An innovative bus service promises a trip from “A to B like a VIP” for £5, so long as you are prepared to travel only when enough other people want to do so.
Snap claims: “We are the world’s only travel service that gets better, the more popular it becomes.”
This “coach-firm-that-isn’t-a-coach firm” provides marginal journeys at marginal cost, chartering in spare capacity from local operators.
“The customer generally gets a better quality of service,” said the chief executive Thomas Ableman. “They get a coach and driver that do a lot of touring work, which scheduled coaches don’t.”
Snap provides for aggregated demand rather than predicted demand.
This it is at odds with the standard model for public transport in the UK and many other developed countries, where services are run regardless of take-up.
On the railways, the Department for Transport prescribes a level of service that train operators must provide; and rival coach firms such as Megabus and National Express publish a schedule and then try to sell enough seats to turn a profit.
These enterprises must run the service even if no-one is onboard. Besides the financial cost, the environmental damage is considerable.
Because Snap coaches run only when there is sufficient demand, it makes a relatively green form of travel, the bus, less harmful to the planet.
The start-up began with one pioneering route between London and Nottingham, with fares as low as £2 for 125 miles. The lowest fare has since increased to £5. The maximum is £17 – though, says Mr Ableman, this applies only on “a very busy day at a very busy – at such times, all other options are charging considerably more”.
In the first three months of 2019, Snap carried more than 500 passengers per day, on a network that connects London with Leicester, Nottingham, Bristol and Cardiff. It also runs from Oxford to Bristol and Birmingham.
The traveller’s experience relies on smartphones. Passengers register their interest in travelling on a particular route on a specific date.
Snap predicts demand from past form and will operate only services it is confident on filling. On the Cardiff-London route, for example, only weekend services are currently running.
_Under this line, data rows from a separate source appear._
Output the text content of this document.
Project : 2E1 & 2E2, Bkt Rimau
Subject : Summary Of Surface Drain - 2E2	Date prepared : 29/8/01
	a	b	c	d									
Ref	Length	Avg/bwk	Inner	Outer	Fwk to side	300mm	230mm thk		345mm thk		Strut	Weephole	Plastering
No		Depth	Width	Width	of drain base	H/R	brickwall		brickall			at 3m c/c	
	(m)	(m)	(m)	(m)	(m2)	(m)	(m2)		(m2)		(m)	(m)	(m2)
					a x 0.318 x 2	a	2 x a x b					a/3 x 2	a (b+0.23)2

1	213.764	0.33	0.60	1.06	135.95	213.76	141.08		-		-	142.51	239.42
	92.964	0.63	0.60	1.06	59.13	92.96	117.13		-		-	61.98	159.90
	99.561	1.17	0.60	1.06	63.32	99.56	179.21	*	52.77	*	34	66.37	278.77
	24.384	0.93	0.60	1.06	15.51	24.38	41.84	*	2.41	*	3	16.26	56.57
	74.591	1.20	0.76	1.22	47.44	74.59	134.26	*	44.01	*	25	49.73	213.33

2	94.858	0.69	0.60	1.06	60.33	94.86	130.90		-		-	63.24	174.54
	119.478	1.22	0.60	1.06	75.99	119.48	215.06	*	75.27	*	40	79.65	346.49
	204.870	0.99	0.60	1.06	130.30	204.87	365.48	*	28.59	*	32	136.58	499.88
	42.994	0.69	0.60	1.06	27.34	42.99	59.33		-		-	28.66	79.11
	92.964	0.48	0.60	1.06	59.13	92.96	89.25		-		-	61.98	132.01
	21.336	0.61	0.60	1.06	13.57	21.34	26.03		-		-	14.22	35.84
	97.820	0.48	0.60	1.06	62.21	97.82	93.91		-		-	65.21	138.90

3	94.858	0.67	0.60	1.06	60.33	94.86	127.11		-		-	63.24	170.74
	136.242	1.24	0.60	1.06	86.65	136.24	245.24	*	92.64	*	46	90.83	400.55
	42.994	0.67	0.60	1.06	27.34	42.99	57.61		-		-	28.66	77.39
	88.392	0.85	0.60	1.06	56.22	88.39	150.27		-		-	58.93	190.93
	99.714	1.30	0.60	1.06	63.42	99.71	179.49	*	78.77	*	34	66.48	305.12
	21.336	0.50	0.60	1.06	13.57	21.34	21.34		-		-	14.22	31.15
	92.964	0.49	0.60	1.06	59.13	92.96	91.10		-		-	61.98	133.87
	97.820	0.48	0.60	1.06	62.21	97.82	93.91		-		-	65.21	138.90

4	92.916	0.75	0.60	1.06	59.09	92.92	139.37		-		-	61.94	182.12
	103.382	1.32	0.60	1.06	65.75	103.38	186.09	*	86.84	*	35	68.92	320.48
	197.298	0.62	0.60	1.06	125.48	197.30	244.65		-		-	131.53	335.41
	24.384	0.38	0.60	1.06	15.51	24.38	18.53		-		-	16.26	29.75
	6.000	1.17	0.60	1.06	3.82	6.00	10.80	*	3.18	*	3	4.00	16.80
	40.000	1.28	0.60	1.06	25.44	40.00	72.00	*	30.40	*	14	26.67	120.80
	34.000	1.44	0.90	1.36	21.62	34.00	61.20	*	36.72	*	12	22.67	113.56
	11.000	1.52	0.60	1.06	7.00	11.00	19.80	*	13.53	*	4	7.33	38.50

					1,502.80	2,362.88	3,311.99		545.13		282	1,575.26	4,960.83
Once a booking is confirmed, the passenger can track the bus by smartphone as it approaches the stop. Many of the stops are in parts of cities not normally served by long-distance transport, such as the Clifton area of Bristol and Toton, at one end of Nottingham’s tram service.
From the perspective of a medium-sized coach firm, Snap is an appealing prospect. Like so much in travel, the fixed costs are extremely high: a smart, new bus can cost a quarter of a million pounds, and excise duty and insurance add thousands to the bill, whether the vehicle covers one mile or 100,000 during the course of a year.
The bread-and-butter of many coach firms is contract work, whether for local authorities or private companies. Snap offers incremental revenue with very little risk.
As the operation expands, route planning is based on aggregating travellers’ data to “crowdsource” new pick-up points.
Mr Ableman says: “We want to show that coach travel can be the best way to be an inter-city journey rather than just another National Express or Megabus.”
The Snap chief executive says that the operation could even transform hitch-hiking – by providing a cut-price option if no ordinary lift is forthcoming.
“There’s no reason why a hitch-hiker couldn’t flag down a coach digitally.”